Beijing Advanced Innovation Center for Structural Biology & Frontier Research Center for Biological Structure, School of Life Sciences, Tsinghua University, Beijing 100084, China; Tsinghua-Peking Center for Life Sciences, School of Life Sciences, Tsinghua University, Beijing 100084, China.
State Key Laboratory of Stem Cell and Reproductive Biology, Institute of Zoology, Chinese Academy of Sciences, Beijing 100101, China; University of Chinese Academy of Sciences, Beijing 100049, China.
Cell. 2023 Jun 22;186(13):2865-2879.e20. doi: 10.1016/j.cell.2023.05.032. Epub 2023 Jun 9.
Retroelements are the widespread jumping elements considered as major drivers for genome evolution, which can also be repurposed as gene-editing tools. Here, we determine the cryo-EM structures of eukaryotic R2 retrotransposon with ribosomal DNA target and regulatory RNAs. Combined with biochemical and sequencing analysis, we reveal two essential DNA regions, Drr and Dcr, required for recognition and cleavage. The association of 3' regulatory RNA with R2 protein accelerates the first-strand cleavage, blocks the second-strand cleavage, and initiates the reverse transcription starting from the 3'-tail. Removing 3' regulatory RNA by reverse transcription allows the association of 5' regulatory RNA and initiates the second-strand cleavage. Taken together, our work explains the DNA recognition and RNA supervised sequential retrotransposition mechanisms by R2 machinery, providing insights into the retrotransposon and application reprogramming.

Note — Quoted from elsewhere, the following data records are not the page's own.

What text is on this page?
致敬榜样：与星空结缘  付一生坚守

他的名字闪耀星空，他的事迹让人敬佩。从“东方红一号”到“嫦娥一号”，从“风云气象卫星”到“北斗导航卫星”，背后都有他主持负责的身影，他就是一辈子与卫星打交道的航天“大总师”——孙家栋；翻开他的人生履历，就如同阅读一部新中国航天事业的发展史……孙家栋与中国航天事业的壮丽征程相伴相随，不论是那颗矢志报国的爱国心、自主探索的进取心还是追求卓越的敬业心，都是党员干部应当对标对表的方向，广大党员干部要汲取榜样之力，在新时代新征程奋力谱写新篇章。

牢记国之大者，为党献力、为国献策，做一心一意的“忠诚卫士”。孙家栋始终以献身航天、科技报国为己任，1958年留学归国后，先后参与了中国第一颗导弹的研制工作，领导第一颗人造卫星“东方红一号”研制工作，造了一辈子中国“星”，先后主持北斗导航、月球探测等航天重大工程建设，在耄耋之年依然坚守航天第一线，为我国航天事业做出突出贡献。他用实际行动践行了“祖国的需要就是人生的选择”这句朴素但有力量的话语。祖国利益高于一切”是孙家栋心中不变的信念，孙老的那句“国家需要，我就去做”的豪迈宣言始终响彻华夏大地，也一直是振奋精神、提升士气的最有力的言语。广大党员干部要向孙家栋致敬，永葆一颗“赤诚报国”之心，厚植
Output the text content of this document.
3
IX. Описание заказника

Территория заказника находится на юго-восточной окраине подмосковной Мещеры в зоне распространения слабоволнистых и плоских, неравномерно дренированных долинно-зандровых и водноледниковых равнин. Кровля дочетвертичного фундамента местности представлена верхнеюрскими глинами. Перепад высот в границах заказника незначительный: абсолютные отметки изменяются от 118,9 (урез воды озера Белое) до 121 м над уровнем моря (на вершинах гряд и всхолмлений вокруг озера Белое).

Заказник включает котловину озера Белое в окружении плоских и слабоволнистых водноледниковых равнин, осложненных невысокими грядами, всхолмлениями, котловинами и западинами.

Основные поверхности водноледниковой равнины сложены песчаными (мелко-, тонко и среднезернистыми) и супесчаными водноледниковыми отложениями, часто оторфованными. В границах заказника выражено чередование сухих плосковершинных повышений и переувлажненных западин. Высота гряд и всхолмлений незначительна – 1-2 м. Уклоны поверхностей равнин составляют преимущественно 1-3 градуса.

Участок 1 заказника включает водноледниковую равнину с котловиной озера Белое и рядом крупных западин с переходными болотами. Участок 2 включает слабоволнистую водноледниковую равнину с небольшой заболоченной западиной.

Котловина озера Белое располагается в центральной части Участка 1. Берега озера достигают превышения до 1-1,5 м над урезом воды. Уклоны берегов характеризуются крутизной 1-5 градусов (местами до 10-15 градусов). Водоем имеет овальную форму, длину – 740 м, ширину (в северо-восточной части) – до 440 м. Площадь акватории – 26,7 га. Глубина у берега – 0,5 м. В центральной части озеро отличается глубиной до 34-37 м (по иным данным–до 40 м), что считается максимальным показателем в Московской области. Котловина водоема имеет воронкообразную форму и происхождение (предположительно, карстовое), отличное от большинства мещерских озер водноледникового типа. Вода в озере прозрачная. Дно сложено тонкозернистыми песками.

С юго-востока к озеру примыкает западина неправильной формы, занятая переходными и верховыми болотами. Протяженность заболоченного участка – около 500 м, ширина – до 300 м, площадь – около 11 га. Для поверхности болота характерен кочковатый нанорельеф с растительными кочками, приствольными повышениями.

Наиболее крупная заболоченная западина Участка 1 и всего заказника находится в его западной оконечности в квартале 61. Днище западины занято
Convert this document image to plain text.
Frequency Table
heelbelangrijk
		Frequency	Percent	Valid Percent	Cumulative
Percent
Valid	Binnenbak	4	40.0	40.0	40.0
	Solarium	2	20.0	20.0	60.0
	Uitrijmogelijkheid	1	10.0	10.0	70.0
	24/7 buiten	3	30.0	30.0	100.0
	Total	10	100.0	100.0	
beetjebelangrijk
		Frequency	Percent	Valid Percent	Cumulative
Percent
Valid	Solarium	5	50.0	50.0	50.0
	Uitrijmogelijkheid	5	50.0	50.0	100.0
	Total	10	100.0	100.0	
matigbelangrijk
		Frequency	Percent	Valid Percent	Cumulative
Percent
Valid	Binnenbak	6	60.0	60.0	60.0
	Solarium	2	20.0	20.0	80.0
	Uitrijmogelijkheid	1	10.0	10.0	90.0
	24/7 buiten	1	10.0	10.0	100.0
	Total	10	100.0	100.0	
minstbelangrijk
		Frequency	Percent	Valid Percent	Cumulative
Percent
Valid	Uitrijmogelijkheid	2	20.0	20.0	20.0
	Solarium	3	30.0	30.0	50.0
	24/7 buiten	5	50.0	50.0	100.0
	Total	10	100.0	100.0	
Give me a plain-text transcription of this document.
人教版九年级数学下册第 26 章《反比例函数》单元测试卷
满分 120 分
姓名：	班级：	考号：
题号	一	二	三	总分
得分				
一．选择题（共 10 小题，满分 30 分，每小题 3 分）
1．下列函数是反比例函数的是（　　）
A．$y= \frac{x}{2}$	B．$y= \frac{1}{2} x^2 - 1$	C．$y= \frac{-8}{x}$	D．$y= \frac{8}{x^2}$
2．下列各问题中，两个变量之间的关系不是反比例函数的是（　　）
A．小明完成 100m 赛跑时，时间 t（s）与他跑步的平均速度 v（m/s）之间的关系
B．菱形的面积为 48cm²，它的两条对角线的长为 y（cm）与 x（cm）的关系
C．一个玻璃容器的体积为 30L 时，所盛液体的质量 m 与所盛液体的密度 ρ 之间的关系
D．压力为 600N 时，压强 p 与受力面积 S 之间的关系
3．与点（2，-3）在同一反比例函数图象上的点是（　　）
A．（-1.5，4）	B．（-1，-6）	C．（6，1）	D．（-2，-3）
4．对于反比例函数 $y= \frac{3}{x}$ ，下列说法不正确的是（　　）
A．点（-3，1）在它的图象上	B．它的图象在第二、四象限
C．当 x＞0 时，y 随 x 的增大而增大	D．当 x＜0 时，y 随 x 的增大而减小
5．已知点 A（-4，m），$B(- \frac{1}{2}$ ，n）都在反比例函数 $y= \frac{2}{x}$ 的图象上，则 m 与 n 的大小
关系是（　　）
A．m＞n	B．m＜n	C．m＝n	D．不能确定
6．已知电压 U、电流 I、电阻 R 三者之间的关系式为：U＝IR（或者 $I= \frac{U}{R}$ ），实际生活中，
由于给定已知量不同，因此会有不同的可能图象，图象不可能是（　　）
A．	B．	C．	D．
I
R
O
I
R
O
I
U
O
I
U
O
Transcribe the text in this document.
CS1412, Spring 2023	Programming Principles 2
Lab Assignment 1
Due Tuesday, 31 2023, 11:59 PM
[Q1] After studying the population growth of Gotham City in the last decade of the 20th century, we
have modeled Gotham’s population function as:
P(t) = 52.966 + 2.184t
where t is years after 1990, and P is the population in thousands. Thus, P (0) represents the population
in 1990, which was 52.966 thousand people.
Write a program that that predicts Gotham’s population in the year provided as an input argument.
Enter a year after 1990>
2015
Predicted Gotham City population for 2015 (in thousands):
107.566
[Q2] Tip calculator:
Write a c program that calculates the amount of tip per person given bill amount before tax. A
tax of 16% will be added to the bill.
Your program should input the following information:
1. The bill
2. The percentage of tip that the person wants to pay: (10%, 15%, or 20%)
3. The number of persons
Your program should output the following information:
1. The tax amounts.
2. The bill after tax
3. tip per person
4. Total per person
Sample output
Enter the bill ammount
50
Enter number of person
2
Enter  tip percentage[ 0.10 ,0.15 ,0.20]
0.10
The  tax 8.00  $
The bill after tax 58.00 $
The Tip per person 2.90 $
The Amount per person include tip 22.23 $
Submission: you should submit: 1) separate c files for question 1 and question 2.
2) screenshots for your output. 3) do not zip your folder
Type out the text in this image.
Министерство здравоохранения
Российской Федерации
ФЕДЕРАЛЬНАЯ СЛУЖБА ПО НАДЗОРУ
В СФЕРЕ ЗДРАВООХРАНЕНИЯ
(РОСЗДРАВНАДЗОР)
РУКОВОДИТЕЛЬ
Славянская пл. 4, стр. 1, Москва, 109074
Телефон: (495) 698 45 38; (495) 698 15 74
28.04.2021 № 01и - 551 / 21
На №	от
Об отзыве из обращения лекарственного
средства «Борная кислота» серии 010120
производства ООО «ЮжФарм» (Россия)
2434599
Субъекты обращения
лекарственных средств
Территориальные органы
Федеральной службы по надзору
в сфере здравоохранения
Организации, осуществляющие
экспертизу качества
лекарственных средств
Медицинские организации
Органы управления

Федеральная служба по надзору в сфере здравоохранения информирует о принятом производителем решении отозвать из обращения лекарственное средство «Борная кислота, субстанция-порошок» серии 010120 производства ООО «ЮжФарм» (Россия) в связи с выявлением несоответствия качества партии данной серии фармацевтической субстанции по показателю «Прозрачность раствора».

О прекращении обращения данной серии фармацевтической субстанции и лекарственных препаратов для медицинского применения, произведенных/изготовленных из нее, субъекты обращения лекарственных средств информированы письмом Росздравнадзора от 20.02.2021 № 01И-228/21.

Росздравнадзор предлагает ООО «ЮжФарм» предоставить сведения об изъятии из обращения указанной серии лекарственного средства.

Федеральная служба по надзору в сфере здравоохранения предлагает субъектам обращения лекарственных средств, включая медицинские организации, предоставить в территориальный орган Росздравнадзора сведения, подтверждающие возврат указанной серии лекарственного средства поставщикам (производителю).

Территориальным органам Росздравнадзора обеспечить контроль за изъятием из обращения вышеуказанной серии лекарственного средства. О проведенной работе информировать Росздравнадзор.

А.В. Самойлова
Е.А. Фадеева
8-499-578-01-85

逆转录元件是广泛存在的跳跃元件,被认为是基因组进化的主要驱动因素,也可以被重新用作基因编辑工具。在这里,我们确定了具有核糖体 DNA 靶标和调节 RNA 的真核 R2 逆转录转座子的冷冻电镜结构。结合生化和测序分析,我们揭示了两个必需的 DNA 区域 Drr 和 Dcr,它们是识别和切割所必需的。3' 调节 RNA 与 R2 蛋白的结合加速了第一条链的切割,阻止了第二条链的切割,并从 3'-尾开始启动逆转录。通过逆转录去除 3' 调节 RNA 允许 5' 调节 RNA 的结合,并启动第二条链的切割。总之,我们的工作解释了 R2 机制的 DNA 识别和 RNA 监督的顺序逆转录转座机制,为逆转录转座子和应用程序重新编程提供了深入的了解。